Le train glisse entre les montagnes du Jura et arrive à Genève, c’est joli, propre, bien organisé. Le hasard n’existe pas, tout a un lien, Fred. Cette affaire dépasse la simple disparition de personne. Genève, Hong Kong, le Collectionneur chinois, quel est le fil rouge ? Eh bien, c’est le port franc. Celui de Genève est un entreposage sur mesure. L’œuvre de Bacon se trouve peut-être dans l’un des containers de cette forteresse. Les grandes fortunes stockent leur vin et leurs toiles en toute discrétion. Zéro taxe. Zéro TVA.

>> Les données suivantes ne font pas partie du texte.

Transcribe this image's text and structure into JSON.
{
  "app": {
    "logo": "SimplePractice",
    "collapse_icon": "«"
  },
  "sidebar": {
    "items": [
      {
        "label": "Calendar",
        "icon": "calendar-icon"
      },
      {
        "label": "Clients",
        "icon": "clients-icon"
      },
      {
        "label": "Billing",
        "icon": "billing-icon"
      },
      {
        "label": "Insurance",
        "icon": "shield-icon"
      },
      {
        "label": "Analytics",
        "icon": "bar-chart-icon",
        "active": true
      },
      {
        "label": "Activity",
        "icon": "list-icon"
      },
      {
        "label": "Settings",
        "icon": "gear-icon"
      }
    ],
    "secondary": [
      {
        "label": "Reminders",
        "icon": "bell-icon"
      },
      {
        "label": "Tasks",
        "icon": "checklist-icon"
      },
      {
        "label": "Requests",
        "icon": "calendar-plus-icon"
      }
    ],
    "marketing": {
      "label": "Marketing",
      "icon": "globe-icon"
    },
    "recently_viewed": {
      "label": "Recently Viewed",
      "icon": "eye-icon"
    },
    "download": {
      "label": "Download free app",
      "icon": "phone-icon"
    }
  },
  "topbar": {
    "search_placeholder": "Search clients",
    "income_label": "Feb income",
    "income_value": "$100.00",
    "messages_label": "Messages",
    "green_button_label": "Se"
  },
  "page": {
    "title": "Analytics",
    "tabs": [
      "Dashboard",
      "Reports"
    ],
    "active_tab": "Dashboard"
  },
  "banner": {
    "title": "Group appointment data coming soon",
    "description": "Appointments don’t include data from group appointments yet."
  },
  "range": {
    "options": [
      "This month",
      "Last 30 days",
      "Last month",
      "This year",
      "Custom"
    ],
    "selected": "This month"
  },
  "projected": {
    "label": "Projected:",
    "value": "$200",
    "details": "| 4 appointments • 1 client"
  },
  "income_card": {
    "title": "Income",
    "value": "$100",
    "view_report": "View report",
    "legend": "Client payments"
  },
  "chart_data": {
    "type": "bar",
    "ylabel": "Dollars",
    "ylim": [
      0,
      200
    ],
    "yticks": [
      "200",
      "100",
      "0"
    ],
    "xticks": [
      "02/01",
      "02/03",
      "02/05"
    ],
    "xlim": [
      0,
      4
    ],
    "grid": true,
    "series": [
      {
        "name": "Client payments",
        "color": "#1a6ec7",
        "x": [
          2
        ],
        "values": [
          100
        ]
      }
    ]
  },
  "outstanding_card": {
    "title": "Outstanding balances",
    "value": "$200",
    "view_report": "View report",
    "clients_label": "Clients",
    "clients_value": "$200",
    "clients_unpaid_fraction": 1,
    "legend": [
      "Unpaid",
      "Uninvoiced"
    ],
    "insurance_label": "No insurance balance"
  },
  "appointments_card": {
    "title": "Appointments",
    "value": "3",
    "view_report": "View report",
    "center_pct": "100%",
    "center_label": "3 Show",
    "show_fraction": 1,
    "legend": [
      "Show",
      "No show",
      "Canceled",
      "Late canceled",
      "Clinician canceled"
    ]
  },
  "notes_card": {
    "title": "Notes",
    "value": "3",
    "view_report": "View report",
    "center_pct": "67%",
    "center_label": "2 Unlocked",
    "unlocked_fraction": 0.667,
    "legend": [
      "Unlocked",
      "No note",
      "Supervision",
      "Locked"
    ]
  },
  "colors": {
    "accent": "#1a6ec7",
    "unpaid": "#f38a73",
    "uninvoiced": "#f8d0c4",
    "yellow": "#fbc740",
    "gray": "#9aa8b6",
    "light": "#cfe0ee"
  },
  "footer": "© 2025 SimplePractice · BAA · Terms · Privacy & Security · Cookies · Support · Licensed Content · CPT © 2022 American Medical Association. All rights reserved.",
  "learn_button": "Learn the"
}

La privée n’est pas sûre d’avoir tout compris, et demande des explications. Georges, ravi d’étaler sa science, se lance, c’est pas compliqué, les ports francs louent ces espaces de stockage à des entreprises qui les louent elles-mêmes à de riches clients. Des rumeurs laissent à penser que ces sociétés dissimulent des pratiques de blanchiment d’argent et de fraude fiscale. Au final, poursuit Georges, ces boîtes offrent de folles solutions de stockage offshore. L’absence de contrôle est totale. Les objets peuvent être vendus sans bouger d’un centimètre. Bref, les ports francs sont devenus un maillon inévitable du marché de l’art, tu vois Fred ? Des œuvres de Picasso, Modigliani, Rembrandt dorment dans des caisses de bois qui portent un numéro d’inventaire, mais jamais le nom du propriétaire. L’œuvre de Bacon se trouve peut-être là, en attendant d’aller ailleurs.

 

Georges apprécie le climat continental, savoure le matin ensoleillé. Le tramway les dépose route du Grand-Lancy. La sécurité est à son maximum dans les alentours. La zone des entrepôts n’attire pas la foule. Les premiers employés entrent dans le bâtiment. Soudain, une voiture noire arrive à la hauteur des détectives. La commissaire d’expo en sort, suivie du Collectionneur chinois. Il est vêtu comme à son habitude, costume noir, lunettes fumées, mitaines en cuir, richelieus à tige métallique. Le même dispositif de sécurité, les hommes armés autour de lui, l’endroit sécurisé, les caméras et les alarmes partout.

La procédure suit un rituel inaltérable. L’accueil par un agent dans un couloir. Le sas sécurisé. La porte qui s’ouvre sur un éclairage rasant. Des murs blancs comme dans une galerie chic de Manhattan. Et là, dans un salon somptueux, les toiles de Francis Bacon. Le regard du Collectionneur s’allume. Il contemple ses possessions avec un amour immense. Georges se dit que, volées ou pas, authentifiées ou pas, il y aura toujours des gens assez dingues comme lui pour acheter. Dans un état second, le Collectionneur montre ses tableaux. Sauf un. Au milieu de ses merveilles subsiste un cadre vide. La place de L’homme au lavabo. La pièce maîtresse de sa collection.

 

Il s’adresse aux détectives, je vous offre une prime conséquente si vous retrouvez l’œuvre, et accessoirement sa propriétaire.

Il sort un chéquier et propose le service de ses hommes ainsi que des moyens supplémentaires. Les détectives surpris refusent cette somme indécente. L’homme ne joue pas la comédie. Ses actes et ses paroles le disculpent. Georges et Frédérique sont saisis par le ton sincère. Le duo regagne la sortie, accompagné par la commissaire d’expo qui lâche en douce, nous avons la preuve que le Collectionneur n’y est pour rien. Il faut retrouver Victoria, surtout si elle est en danger. J’ai une dernière chose à vous dire. L’œuvre n’a pas fini d’être payée. Victoria a juste versé la moitié de la somme. Le vendeur a dû vous le dire, je ne vous apprends rien, il s’agit de Pierre Suzanne.

Les détectives se regardent, étonnés. Pourquoi n’ont-ils pas eu accès à cette information ? Et si le galeriste avait fait disparaître Victoria à cause de l’argent ? Georges s’isole et appelle Josée.